Late last month, Trucost, an environmental consultancy company, released a study entitled, What Matters and Where: Managing Sustainability in the Healthcare Sector. In the study, they outlined the benefits of integrating sustainable and environmental business practices in the healthcare system.
The report found that focusing on sustainability within the healthcare sector as a financial strategy can drive a number of forces like cost reductions and return on capital investment, improved patient experience and worker safety, business continuity and risk management, human capital development and reputation management.
As healthcare becomes a growing concern to nations with aging populations, finding ways to offer quality services that are not only economical, but also efficient is paramount to healthcare providers and other stakeholders. It is estimated that, “For every $1 trillion in revenue generated, the healthcare sector requires $28 billion in environmental resources, equivalent to 3 percent of annual revenue,” as mentioned in the Trucost study. The study continues, “Greenhouse gas emissions are by far the biggest impact, followed by water use and air pollution.”
On the same day the Trucost paper was released, environmental health advocate Gary Cohen won a McArthur Genius Award for his healthcare sector environmental sustainability work. Cohen is the current president of Health Care Without Harm, an alliance of healthcare organizations, unions and environmental health advocates in more than 50 global countries.
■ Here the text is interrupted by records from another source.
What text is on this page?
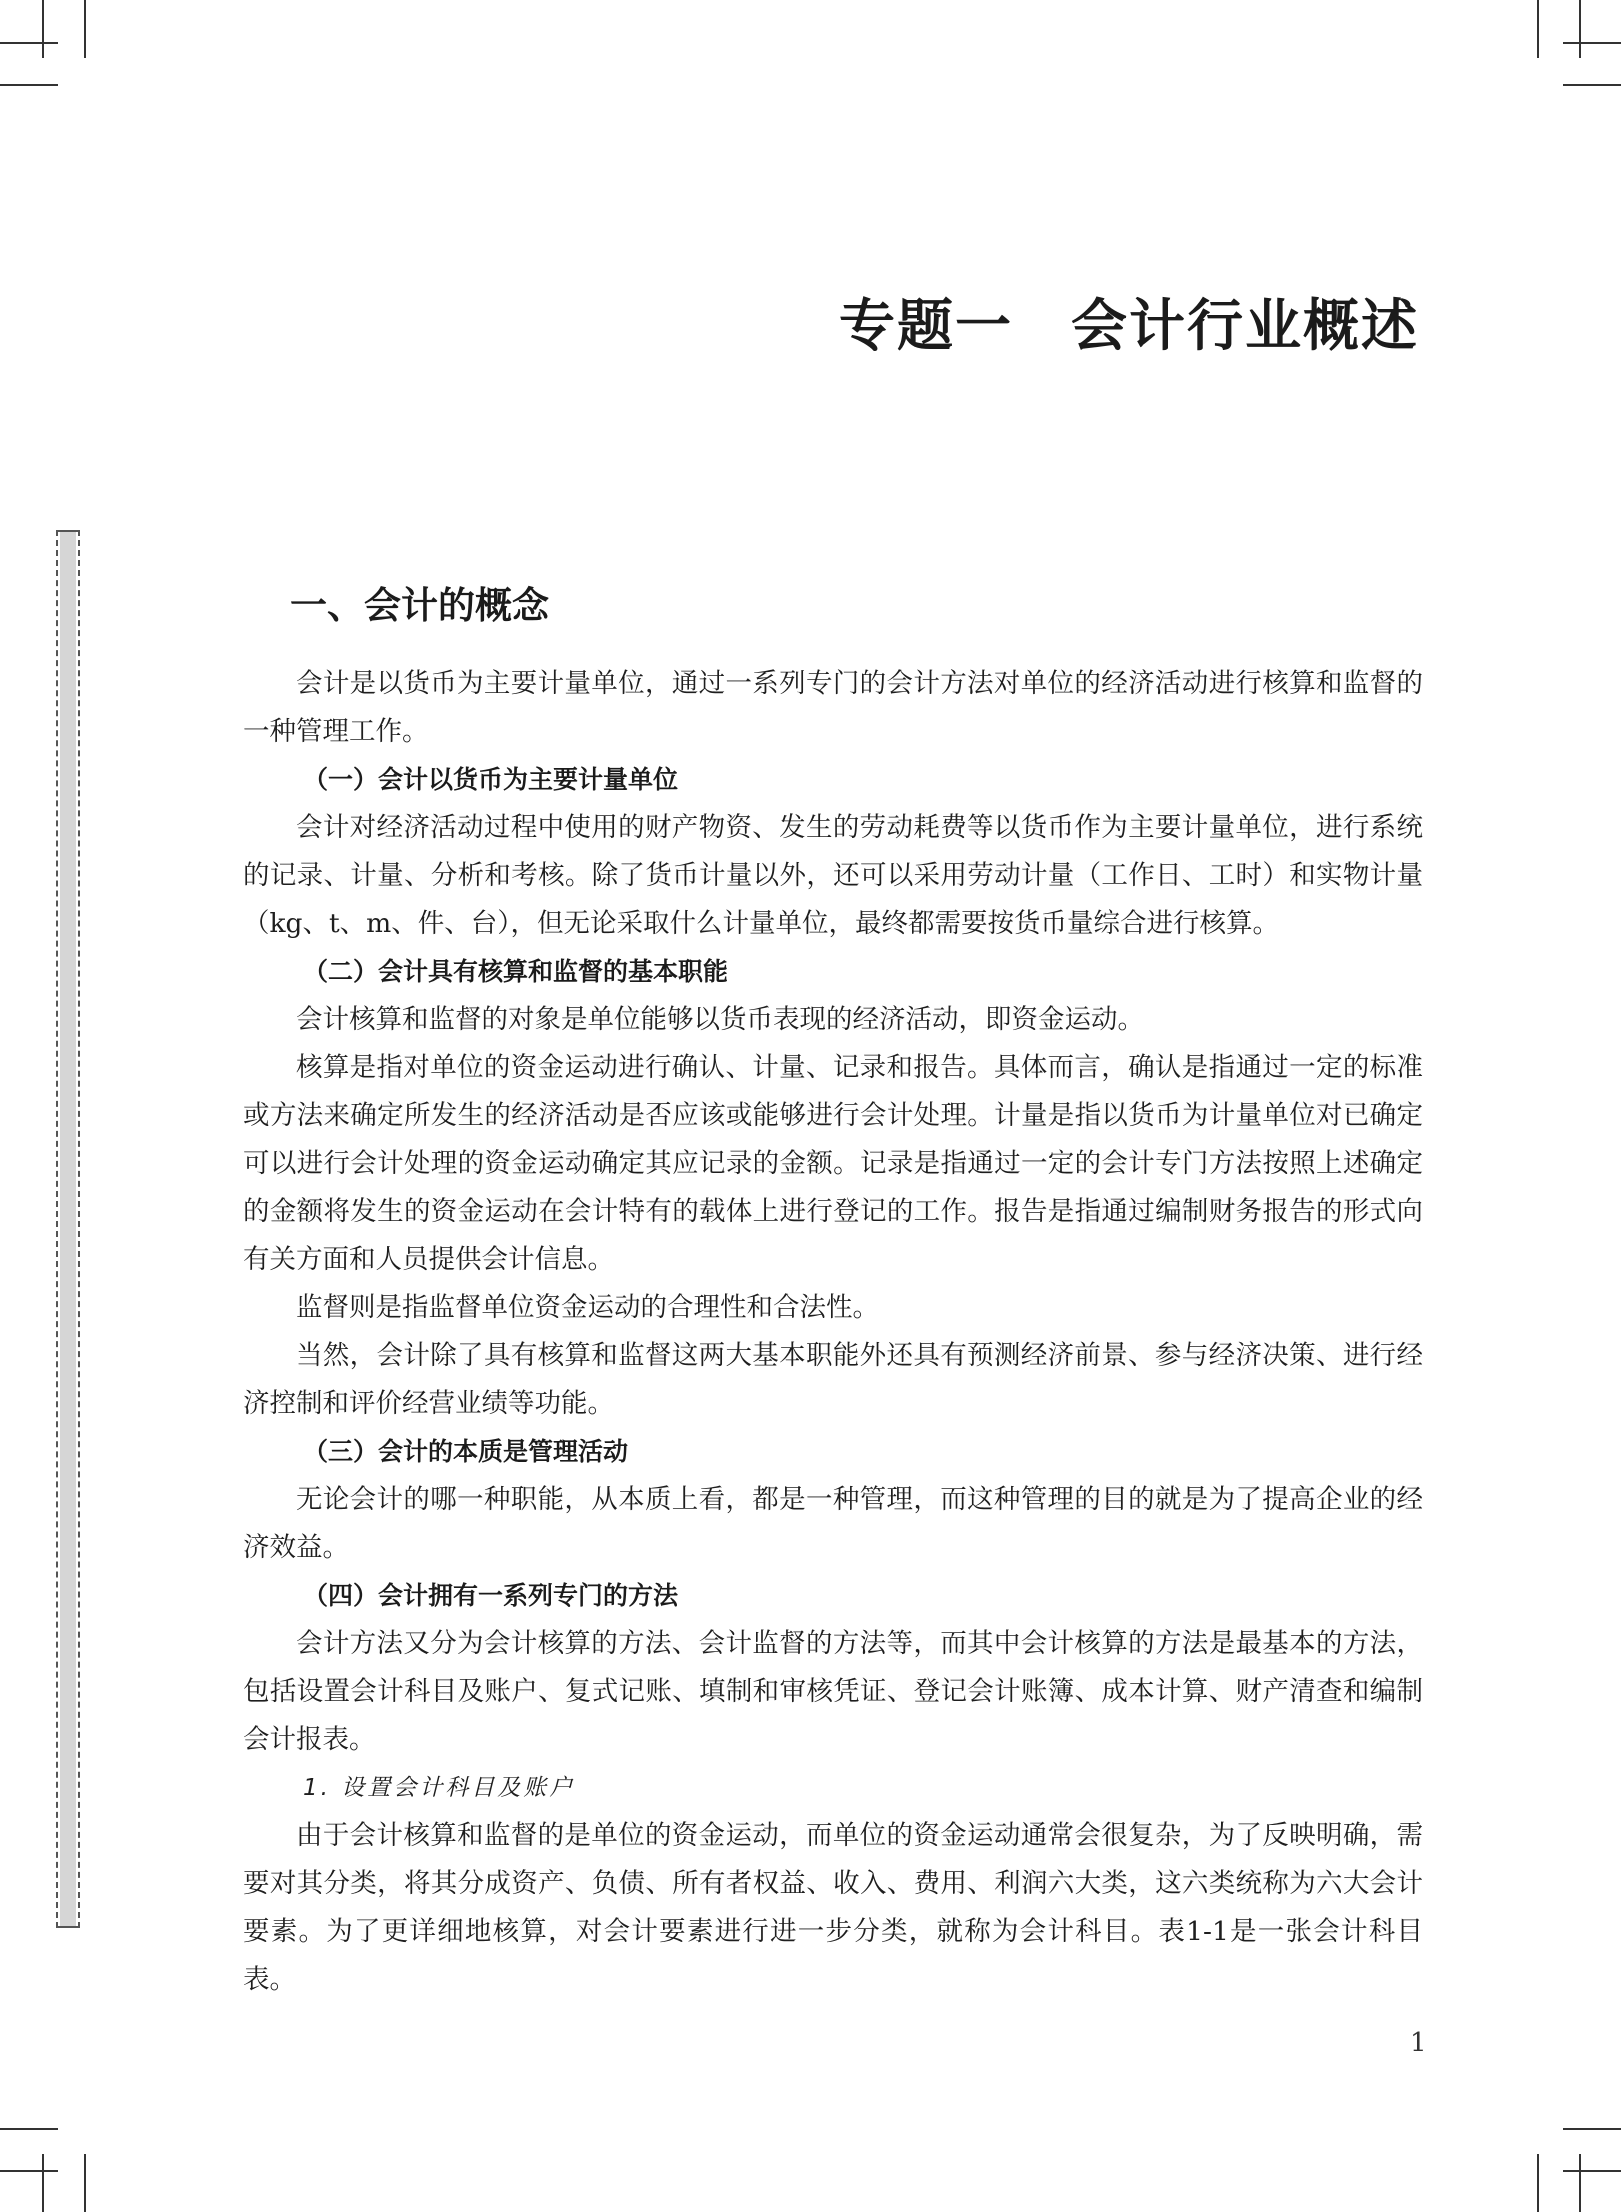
专题一　会计行业概述
一、会计的概念

会计是以货币为主要计量单位，通过一系列专门的会计方法对单位的经济活动进行核算和监督的一种管理工作。

（一）会计以货币为主要计量单位

会计对经济活动过程中使用的财产物资、发生的劳动耗费等以货币作为主要计量单位，进行系统的记录、计量、分析和考核。除了货币计量以外，还可以采用劳动计量（工作日、工时）和实物计量（kg、t、m、件、台），但无论采取什么计量单位，最终都需要按货币量综合进行核算。

（二）会计具有核算和监督的基本职能

会计核算和监督的对象是单位能够以货币表现的经济活动，即资金运动。

核算是指对单位的资金运动进行确认、计量、记录和报告。具体而言，确认是指通过一定的标准或方法来确定所发生的经济活动是否应该或能够进行会计处理。计量是指以货币为计量单位对已确定可以进行会计处理的资金运动确定其应记录的金额。记录是指通过一定的会计专门方法按照上述确定的金额将发生的资金运动在会计特有的载体上进行登记的工作。报告是指通过编制财务报告的形式向有关方面和人员提供会计信息。

监督则是指监督单位资金运动的合理性和合法性。

当然，会计除了具有核算和监督这两大基本职能外还具有预测经济前景、参与经济决策、进行经济控制和评价经营业绩等功能。

（三）会计的本质是管理活动

无论会计的哪一种职能，从本质上看，都是一种管理，而这种管理的目的就是为了提高企业的经济效益。

（四）会计拥有一系列专门的方法

会计方法又分为会计核算的方法、会计监督的方法等，而其中会计核算的方法是最基本的方法，包括设置会计科目及账户、复式记账、填制和审核凭证、登记会计账簿、成本计算、财产清查和编制会计报表。

1. 设置会计科目及账户

由于会计核算和监督的是单位的资金运动，而单位的资金运动通常会很复杂，为了反映明确，需要对其分类，将其分成资产、负债、所有者权益、收入、费用、利润六大类，这六类统称为六大会计要素。为了更详细地核算，对会计要素进行进一步分类，就称为会计科目。表1-1是一张会计科目表。

1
The coalition is dedicated to eliminating industry practices that pollute the environment and
contribute to disease.
His organizations have been instrumental in getting mercury removed from medical devices like thermometers and reducing the use of carcinogen-emitting waste incinerators in the United States.
“As a society we need to move healthcare upstream to address the social and environmental conditions that are making people sick in the first place,” Gary Cohen said in an interview. “All these environmental conditions have to be changed if we want to support healthy people.”
Toronto’s Andrew Matthews, a board member of the Centre of Environmental Sustainability in Healthcare (CESH) and healthcare entrepreneur, believes the integration of cutting-edge technology into the healthcare sector will also benefit sustainability initiatives. “A lot of the healthcare sector’s carbon footprint comes from the outside sources they use to ship equipment, stock the pharmacy and so on,” Toronto’s Andrew Matthews said. “So, efficiency has to take on a multi-tiered approach.”
Matthews, who is currently working on a healthcare app that would save hours in emergency room visits, points to Toronto’s newly reopened Humber Hospital, the first fully digital hospital in North America, as the future of healthcare and technology. “What is happening at Humber is really exciting. They have implemented the latest technologies to make the hospital energy efficient, sustainable and technologically advanced,” Andrew Matthews said.
There isn’t one system-wide strategy that we can retrofit into the healthcare sector to gain the sustainable practices that we need. Instead, each city and country has to evaluate their current strategies and see what will be most cost and environmentally efficient. However, a global change is mandatory if we want to continue to offer healthcare to the masses and protect our environment at the same time.